Dans un immeuble récent équipé d’un digicode, d’un interphone et d’une vidéosurveillance d’entrée, l’écart de risque entre le rez-de-chaussée et le quatrième étage est marqué. Le cambrioleur doit franchir plusieurs obstacles avant même d’atteindre la porte du logement.
En revanche, dans les immeubles anciens sans dispositif de contrôle d’accès, cet écart se réduit nettement. Un hall ouvert ou une porte d’entrée dégradée donne accès libre à tous les paliers. Le cambrioleur peut monter sans être vu ni ralenti, ce qui rend les étages intermédiaires presque aussi exposés que le rez-de-chaussée.
- Immeuble avec contrôle d’accès moderne : le risque diminue significativement à partir du troisième étage, car chaque barrière (digicode, interphone, caméra) allonge le temps d’exposition du cambrioleur.
- Immeuble ancien sans contrôle d’accès : l’écart de risque entre les niveaux s’efface, le hall ouvert offrant un accès direct à l’ensemble des paliers.
- Immeuble avec parking souterrain communiquant : un accès souvent négligé, qui permet de contourner entièrement le contrôle d’accès principal.

Assurance habitation et étage : une grille de risque qui pèse sur les garanties vol
Depuis quelques années, plusieurs assureurs ont intégré l’étage du logement dans leurs critères d’évaluation du risque vol. Cette évolution a des conséquences concrètes sur les contrats d’assurance habitation.
Des guides d’assurance récents, notamment celui de Generali, mentionnent que les appartements de rez-de-chaussée ou de premier étage doivent disposer de protections renforcées pour bénéficier des meilleures conditions de garantie.
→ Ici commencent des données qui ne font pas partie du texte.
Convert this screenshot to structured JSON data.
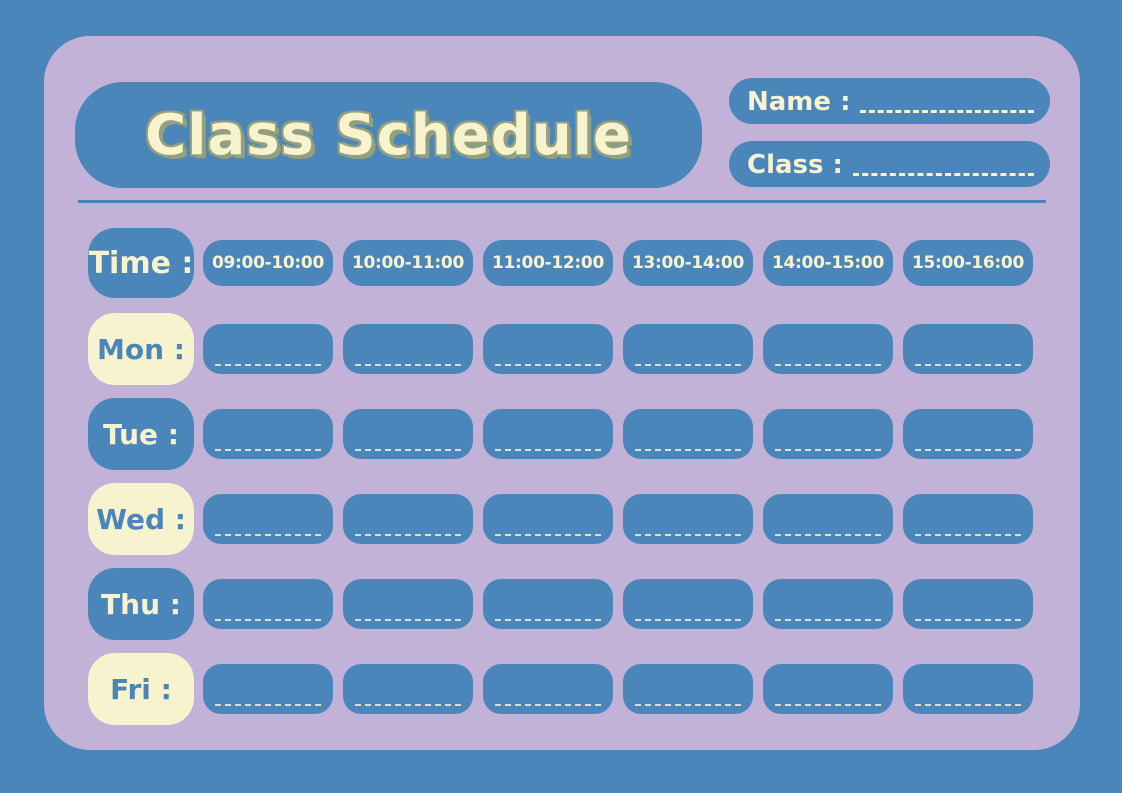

Barreaux aux fenêtres, vitrages anti-effraction, volets sécurisés : sans ces équipements, certaines ouvertures peuvent faire l’objet d’exclusions partielles ou de franchises majorées.
Ce que les assureurs regardent en pratique
La grille interne d’un assureur combine plusieurs paramètres au-delà du seul étage :
- Type de serrure sur la porte d’entrée (certification A2P ou équivalent).
- Présence de volets ou de barreaux sur les ouvertures accessibles depuis l’extérieur.
- Existence d’un système d’alarme ou de télésurveillance, qui peut réduire la prime.
- Localisation géographique du logement (les zones urbaines denses présentent un risque statistique plus élevé).
Pour un locataire ou un propriétaire au rez-de-chaussée, ignorer ces exigences revient à payer une assurance qui couvrira mal en cas de sinistre. Vérifier les clauses de protection physique exigées par son contrat avant un cambriolage évite des déconvenues au moment de la déclaration.
Les données disponibles ne permettent pas de quantifier précisément l’écart de prime entre un rez-de-chaussée et un cinquième étage, car chaque assureur applique sa propre pondération. Le principe reste constant : plus le logement est accessible depuis l’extérieur, plus les exigences de sécurité physique sont élevées pour maintenir une couverture complète.
Le risque de cambriolage en immeuble ne se résume pas à une opposition simple entre bas et haut. Il se joue sur trois fronts (bas étages, derniers étages, étages intermédiaires mal sécurisés) et dépend autant de l’équipement du bâtiment que de la hauteur du logement. Les assureurs l’ont compris avant la plupart des résidents.